Indian Government To Borrow INR 16 Trillion for Budget
According to a poll of economists, the Indian government will borrow a record 16 trillion rupees ($198 billion) in the fiscal year ending March 2024, with infrastructure spending and fiscal discipline being the top budget priorities.
In the last four years, the federal government's gross indebtedness has more than doubled as Prime Minister Narendra Modi's government has spent heavily to protect the economy from the effects of the COVID-19 pandemic and to provide relief to the poor.
The budget presented on February 1 will be the last full-fledged budget before national elections in 2024 and elections in several large populous states that will be key litmus tests for the ruling Bharatiya Janata Party (BJP).
However, a drop in tax revenue and expected slowing economic growth in the next fiscal year will limit the government's ability to reduce borrowing in the short term.
According to the median forecast of 43 economists, gross borrowing is expected to reach 16.0 trillion rupees in the coming fiscal year, up from 14.2 trillion rupees in 2022/23.
Predictions ranged from 14.8 trillion to 17.2 trillion rupees. Even if it is at the lower end of the range, gross borrowing in 2023/2024 would easily be the highest on record. The country's gross annual borrowing was only 5.92 trillion rupees when Modi's BJP came to power in 2014.
"The key reason gross borrowing is going to be still quite high is the repayment burden," said Dhiraj Nim, economist at ANZ. "The government borrowed a lot in the last few years to have funds for the pandemic, which means the repayment burden will now be quite elevated for several years."
Nim estimated 2023/24 repayments at around 4.4 trillion rupees.
While economists in a separate poll predicted that the government would reduce the budget deficit to 6.0 percent of GDP in 2023/24, this would still be well above the average of 4% to 5% seen since the 1970s and far from the target of 4.5 percent by 2025/26.
The deficit has more than doubled since the pandemic. Rising interest rates have made repaying borrowed funds more difficult.
The International Monetary Fund stated last month that India needed a more ambitious fiscal consolidation plan to ensure debt sustainability in the medium term. The government claims that its current plan is adequate for the task.

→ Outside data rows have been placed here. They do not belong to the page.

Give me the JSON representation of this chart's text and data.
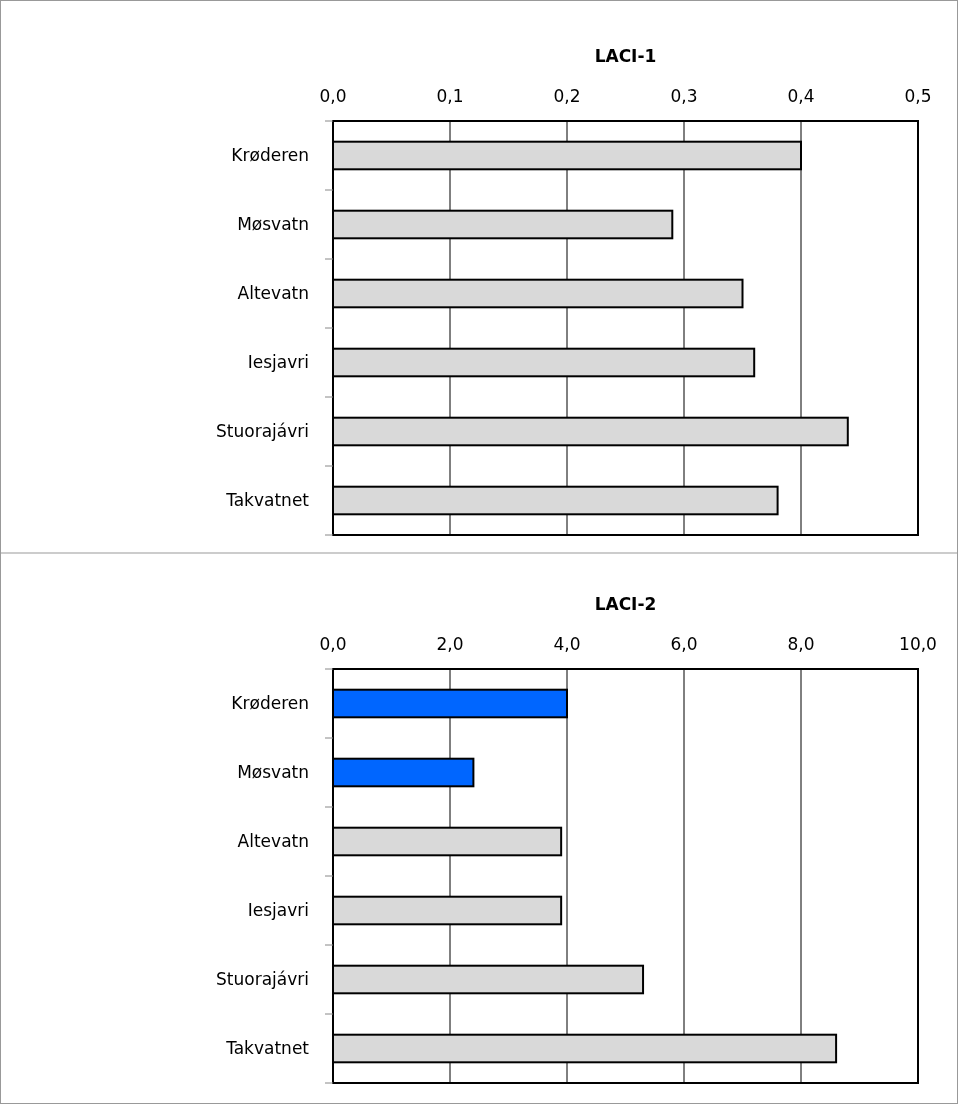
{
  "chart_data": [
    {
      "type": "bar",
      "orientation": "horizontal",
      "title": "LACI-1",
      "categories": [
        "Krøderen",
        "Møsvatn",
        "Altevatn",
        "Iesjavri",
        "Stuorajávri",
        "Takvatnet"
      ],
      "values": [
        0.4,
        0.29,
        0.35,
        0.36,
        0.44,
        0.38
      ],
      "colors": [
        "#d9d9d9",
        "#d9d9d9",
        "#d9d9d9",
        "#d9d9d9",
        "#d9d9d9",
        "#d9d9d9"
      ],
      "xlim": [
        0,
        0.5
      ],
      "xticks": [
        {
          "value": 0,
          "label": "0,0"
        },
        {
          "value": 0.1,
          "label": "0,1"
        },
        {
          "value": 0.2,
          "label": "0,2"
        },
        {
          "value": 0.3,
          "label": "0,3"
        },
        {
          "value": 0.4,
          "label": "0,4"
        },
        {
          "value": 0.5,
          "label": "0,5"
        }
      ],
      "grid": "x"
    },
    {
      "type": "bar",
      "orientation": "horizontal",
      "title": "LACI-2",
      "categories": [
        "Krøderen",
        "Møsvatn",
        "Altevatn",
        "Iesjavri",
        "Stuorajávri",
        "Takvatnet"
      ],
      "values": [
        4.0,
        2.4,
        3.9,
        3.9,
        5.3,
        8.6
      ],
      "colors": [
        "#0066ff",
        "#0066ff",
        "#d9d9d9",
        "#d9d9d9",
        "#d9d9d9",
        "#d9d9d9"
      ],
      "xlim": [
        0,
        10
      ],
      "xticks": [
        {
          "value": 0,
          "label": "0,0"
        },
        {
          "value": 2,
          "label": "2,0"
        },
        {
          "value": 4,
          "label": "4,0"
        },
        {
          "value": 6,
          "label": "6,0"
        },
        {
          "value": 8,
          "label": "8,0"
        },
        {
          "value": 10,
          "label": "10,0"
        }
      ],
      "grid": "x"
    }
  ]
}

The federal and state governments are indebted to the tune of 83% of annual GDP, a figure higher than that of many other emerging economies. The country's sovereign credit rating is barely above junk.

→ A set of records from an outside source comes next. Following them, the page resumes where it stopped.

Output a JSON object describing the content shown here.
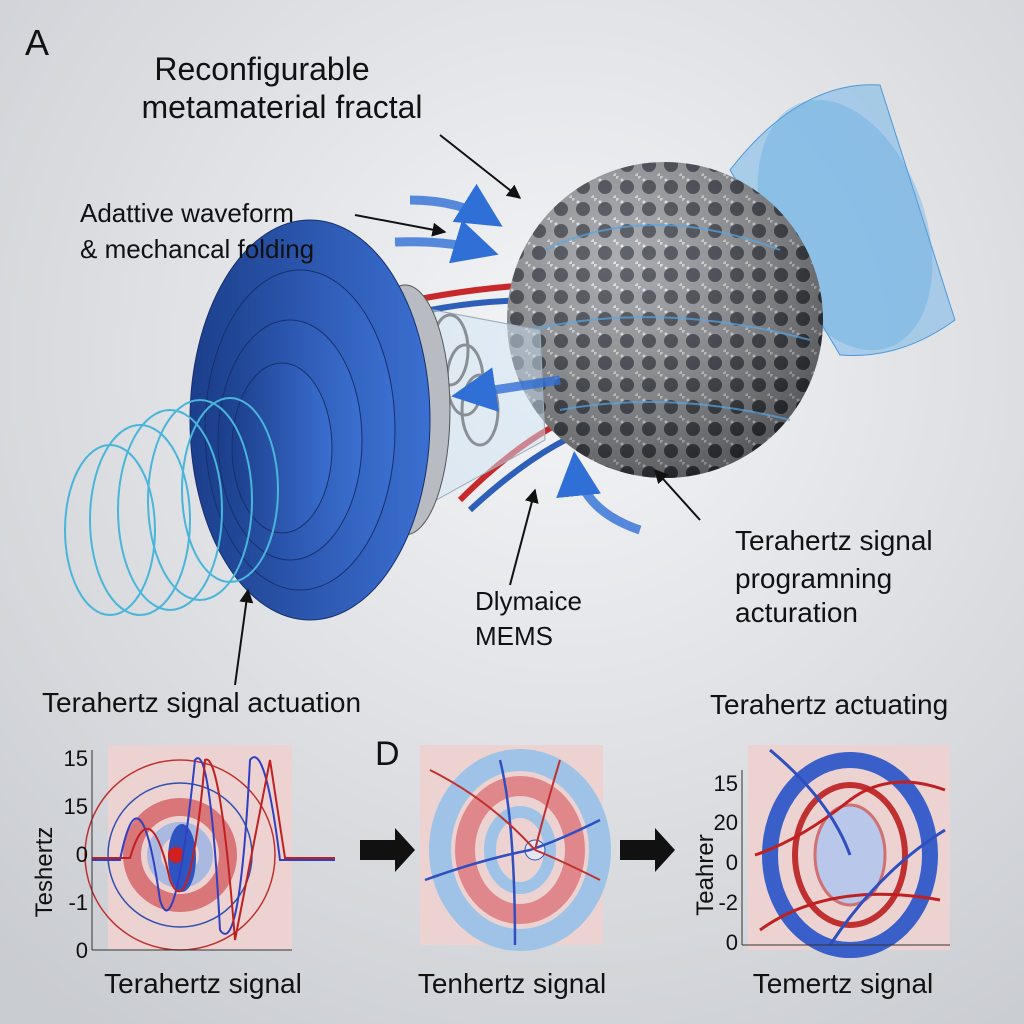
{
  "figure_label": "A",
  "title_lines": [
    "Reconfigurable",
    "metamaterial fractal"
  ],
  "waveform_lines": [
    "Adattive waveform",
    "& mechancal folding"
  ],
  "programming_lines": [
    "Terahertz signal",
    "programning",
    "acturation"
  ],
  "mems_lines": [
    "Dlymaice",
    "MEMS"
  ],
  "actuation_label": "Terahertz signal actuation",
  "actuating_label": "Terahertz actuating",
  "panel_label_d": "D",
  "panels": [
    {
      "ticks": [
        "15",
        "15",
        "0",
        "-1",
        "0"
      ],
      "y_label": "Teshertz",
      "x_label": "Terahertz signal"
    },
    {
      "x_label": "Tenhertz signal"
    },
    {
      "ticks": [
        "15",
        "20",
        "0",
        "-2",
        "0"
      ],
      "y_label": "Teahrer",
      "x_label": "Temertz signal"
    }
  ]
}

"With the fiscal deficit and public debt at historical highs, India has to delicately balance fiscal discipline vis-a-vis the need to support growth. The government has to do the heavy lifting on capex," said Sujit Kumar, economist at Union Bank of India.
Kumar added that infrastructure investment "will be an obvious preference" for spending, but a slowing economy will reduce tax collection, limiting the government's ability to maintain capital expenditure at the rate it has since 2020/21.
According to the poll, the Indian government's capital expenditure in the coming fiscal year will reach a record 8.85 trillion rupees, or around 2.95 percent of GDP.
However, growth in such spending is expected to slow to less than half of what it has been in the previous three years.
India requires significant government funding to overhaul its infrastructure in order to compete with China as the world's factory.
When asked what the two most pressing budget priorities should be, only half of the respondents (18 of 36) named fiscal discipline and infrastructure investment. The remaining 18 proposed job creation, education, healthcare, or rural development.
According to the poll, India's government will reduce food and fertiliser subsidies to 3.7 trillion rupees, which is more than 25% less than the level of around 5 trillion rupees budgeted for 2022/23.